Однако Еврейская автономная область самая маленькая в регионе, а ситуация в целом не выглядит такой тревожной. В Амурской области, где уже несколько лет почти до нуля сокращены квоты на привлечение иностранцев в сельское хозяйство, китайцы присутствуют лишь как скупщики российской сельхозпродукции. Такая же ситуация, очевидно, вскоре будет наблюдаться и в Приморье, где решение обнулить квоты на привлечение иностранных рабочих в сельское и лесное хозяйство было принято еще до введения запретов, связанных с эпидемией коронавируса.
Вероятно, в ближайшей перспективе это приведет к разорению небольших хозяйств в деревнях с нехваткой местной рабочей силы. Или хозяйств, производящих тепличные овощи, так как этой трудоемкой работой традиционно занимались китайцы. В остальном же отказ от китайских сельхозрабочих вряд ли станет фатальным для региона. После падения рубля в 2014 году поток китайцев, желающих выехать в Россию на работу, и сам по себе упал до минимума.
Между тем ставка на собственные трудовые ресурсы – конкурентное преимущество и одновременно уязвимое место китайского бизнеса на Дальнем Востоке. И дело тут не в трудолюбии и дисциплинированности китайских работников, как может показаться. Китайские сезонные рабочие, приезжающие на поле или строительный объект на несколько месяцев, без семей и с целью заработать – это минимум издержек на социальные нужды.

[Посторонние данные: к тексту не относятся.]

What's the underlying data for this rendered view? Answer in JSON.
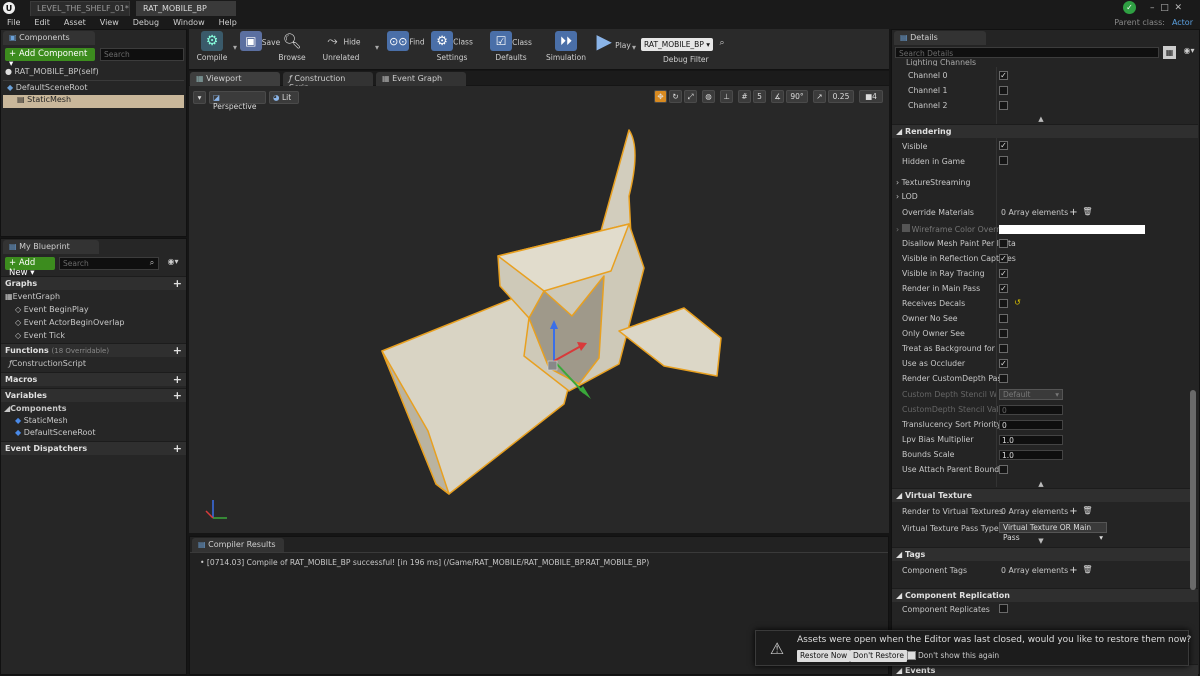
{
  "titlebar": {
    "tabs": [
      "LEVEL_THE_SHELF_01*",
      "RAT_MOBILE_BP"
    ],
    "parent_class_label": "Parent class:",
    "parent_class_value": "Actor"
  },
  "menu": [
    "File",
    "Edit",
    "Asset",
    "View",
    "Debug",
    "Window",
    "Help"
  ],
  "components": {
    "tab": "Components",
    "add_label": "+ Add Component",
    "search_placeholder": "Search",
    "self_label": "RAT_MOBILE_BP(self)",
    "items": [
      "DefaultSceneRoot",
      "StaticMesh"
    ]
  },
  "toolbar": {
    "buttons": [
      "Compile",
      "Save",
      "Browse",
      "Hide Unrelated",
      "Find",
      "Class Settings",
      "Class Defaults",
      "Simulation",
      "Play"
    ],
    "debug_select": "RAT_MOBILE_BP",
    "debug_label": "Debug Filter"
  },
  "editor_tabs": [
    "Viewport",
    "Construction Scrip",
    "Event Graph"
  ],
  "viewport": {
    "perspective": "Perspective",
    "lit": "Lit",
    "snap_angle": "90°",
    "snap_scale": "0.25",
    "snap_grid": "5",
    "camera_speed": "4"
  },
  "my_blueprint": {
    "tab": "My Blueprint",
    "add_label": "+ Add New",
    "search_placeholder": "Search",
    "graphs_header": "Graphs",
    "graph_items": [
      "EventGraph",
      "Event BeginPlay",
      "Event ActorBeginOverlap",
      "Event Tick"
    ],
    "functions_header": "Functions",
    "functions_note": "(18 Overridable)",
    "function_items": [
      "ConstructionScript"
    ],
    "macros_header": "Macros",
    "variables_header": "Variables",
    "components_sub": "Components",
    "variable_items": [
      "StaticMesh",
      "DefaultSceneRoot"
    ],
    "dispatchers_header": "Event Dispatchers"
  },
  "compiler": {
    "tab": "Compiler Results",
    "message": "[0714.03] Compile of RAT_MOBILE_BP successful! [in 196 ms] (/Game/RAT_MOBILE/RAT_MOBILE_BP.RAT_MOBILE_BP)"
  },
  "details": {
    "tab": "Details",
    "search_placeholder": "Search Details",
    "cut_row": "Lighting Channels",
    "channels": [
      {
        "label": "Channel 0",
        "checked": true
      },
      {
        "label": "Channel 1",
        "checked": false
      },
      {
        "label": "Channel 2",
        "checked": false
      }
    ],
    "rendering_header": "Rendering",
    "rendering_top": [
      {
        "label": "Visible",
        "checked": true
      },
      {
        "label": "Hidden in Game",
        "checked": false
      }
    ],
    "texture_streaming": "TextureStreaming",
    "lod": "LOD",
    "override_materials": {
      "label": "Override Materials",
      "value": "0 Array elements"
    },
    "wireframe": "Wireframe Color Override",
    "rendering_rows": [
      {
        "label": "Disallow Mesh Paint Per Insta",
        "checked": false
      },
      {
        "label": "Visible in Reflection Captures",
        "checked": true
      },
      {
        "label": "Visible in Ray Tracing",
        "checked": true
      },
      {
        "label": "Render in Main Pass",
        "checked": true
      },
      {
        "label": "Receives Decals",
        "checked": false
      },
      {
        "label": "Owner No See",
        "checked": false
      },
      {
        "label": "Only Owner See",
        "checked": false
      },
      {
        "label": "Treat as Background for Occlu",
        "checked": false
      },
      {
        "label": "Use as Occluder",
        "checked": true
      },
      {
        "label": "Render CustomDepth Pass",
        "checked": false
      }
    ],
    "stencil_write": {
      "label": "Custom Depth Stencil Write M",
      "value": "Default"
    },
    "stencil_value": {
      "label": "CustomDepth Stencil Value",
      "value": "0"
    },
    "translucency": {
      "label": "Translucency Sort Priority",
      "value": "0"
    },
    "lpv": {
      "label": "Lpv Bias Multiplier",
      "value": "1.0"
    },
    "bounds": {
      "label": "Bounds Scale",
      "value": "1.0"
    },
    "attach_parent": {
      "label": "Use Attach Parent Bound",
      "checked": false
    },
    "vt_header": "Virtual Texture",
    "vt_render": {
      "label": "Render to Virtual Textures",
      "value": "0 Array elements"
    },
    "vt_pass": {
      "label": "Virtual Texture Pass Type",
      "value": "Virtual Texture OR Main Pass"
    },
    "tags_header": "Tags",
    "component_tags": {
      "label": "Component Tags",
      "value": "0 Array elements"
    },
    "replication_header": "Component Replication",
    "component_replicates": {
      "label": "Component Replicates",
      "checked": false
    },
    "events_header": "Events"
  },
  "notification": {
    "message": "Assets were open when the Editor was last closed, would you like to restore them now?",
    "restore": "Restore Now",
    "dont_restore": "Don't Restore",
    "dont_show": "Don't show this again"
  },
  "colors": {
    "accent_green": "#3c8c1e",
    "mesh_fill": "#d9d4c4",
    "mesh_outline": "#e8a020",
    "viewport_bg": "#282828"
  }
}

Такие рабочие обычно готовы жить в самых скромных условиях и работать без выходных.
Когда китайское приграничье исправно поставляло на Дальний Восток дешевую и мобильную рабочую силу, россияне были востребованы только на «менеджерских должностях» (юристы, бухгалтеры) и в качестве поденных работников. После того как в пересчете на юани зарплаты в России упали, а местные власти ввели ограничительные меры, нанимать китайских рабочих стало намного труднее. По этой причине, к примеру, компания КОФКО не планирует заниматься обработкой земли и, соответственно, приглашать на работу китайских фермеров; вместо этого она закупает сою и кукурузу российского производства и планирует строить складскую и перерабатывающую инфраструктуру (до последнего, впрочем, дело пока не дошло).
В сферу лесозаготовок капитал и рабочая сила из КНР и до коронавируса, как правило, не допускалась. Однако именно китайские предприниматели закупали древесину, занимались ее примитивным распилом, а также контролировали качество до отправки в КНР. По словам людей из отрасли, продать лес в Китай без китайских посредников нереально. В то же время именно продажа кругляка дает наибольшую прибыль, даже с учетом доли посредников, поэтому стимулов развивать глубокую переработку древесины фактически нет.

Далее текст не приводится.